Time-optimal obstacle avoidance for robotic manipulators

This thesis presents a method for the on-line generation of near-time optimal trajectories for robotic manipulators with actuator constraints moving in a cluttered environment. The near-time optimal trajectories are generated by avoiding obstacles one at a time using the pseudo return function. This reduces the computationally complex time-optimal obstacle avoidance problem to m simple sub-problems, facilitating on-line implementation. In spite of its simplicity, this approach is guaranteed to yield trajectories terminating at the target for all initial states under very unrestrictive conditions. Examples with circular and elliptical obstacles demonstrate close correlation between the exact and near-time optimal trajectories, and the computational efficiency of the proposed approach.

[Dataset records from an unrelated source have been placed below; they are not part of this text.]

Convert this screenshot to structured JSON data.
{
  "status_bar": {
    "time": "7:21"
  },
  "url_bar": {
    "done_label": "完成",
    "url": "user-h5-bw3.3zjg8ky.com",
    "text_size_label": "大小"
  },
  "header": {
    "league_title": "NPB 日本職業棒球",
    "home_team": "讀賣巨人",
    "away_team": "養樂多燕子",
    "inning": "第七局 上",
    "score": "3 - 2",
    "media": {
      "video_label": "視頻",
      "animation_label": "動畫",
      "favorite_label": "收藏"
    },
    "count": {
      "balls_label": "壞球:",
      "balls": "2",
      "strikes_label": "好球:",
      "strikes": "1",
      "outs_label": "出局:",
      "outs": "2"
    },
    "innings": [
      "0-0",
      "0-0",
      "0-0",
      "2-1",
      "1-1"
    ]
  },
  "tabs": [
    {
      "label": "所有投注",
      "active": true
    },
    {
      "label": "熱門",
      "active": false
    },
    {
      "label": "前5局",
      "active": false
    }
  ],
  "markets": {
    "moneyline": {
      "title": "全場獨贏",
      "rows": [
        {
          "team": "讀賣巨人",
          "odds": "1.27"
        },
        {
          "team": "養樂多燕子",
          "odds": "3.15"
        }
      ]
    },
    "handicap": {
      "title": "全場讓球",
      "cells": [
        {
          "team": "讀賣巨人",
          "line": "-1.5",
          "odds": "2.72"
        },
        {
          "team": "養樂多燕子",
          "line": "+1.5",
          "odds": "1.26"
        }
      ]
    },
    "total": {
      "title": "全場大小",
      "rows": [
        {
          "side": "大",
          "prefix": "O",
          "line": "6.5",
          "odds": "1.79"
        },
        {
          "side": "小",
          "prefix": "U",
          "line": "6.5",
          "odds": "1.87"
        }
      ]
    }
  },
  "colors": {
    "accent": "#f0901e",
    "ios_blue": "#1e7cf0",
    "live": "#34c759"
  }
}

An on-line method for generating near-shortest paths in a cluttered environment is also presented. Here, near-shortest paths are generated by following the negative gradient of the pseudo return function for the Kinematic Problem. As a result, the computation of the path is independent of the number of obstacles at all but a finite number of points. These paths are guaranteed to terminate at the goal for all initial conditions. The computational efficiency of this approach is demonstrated for a large number of circular and polygonal obstacles. This thesis also presents a new sufficient condition for time-optimal control, which generalizes the existing sufficient conditions for time-optimal control, the Hamilton-Jacobi-Bellman equation and Nahi's Theorem. A potential field-based method for generating near-time optimal paths on-line is also included.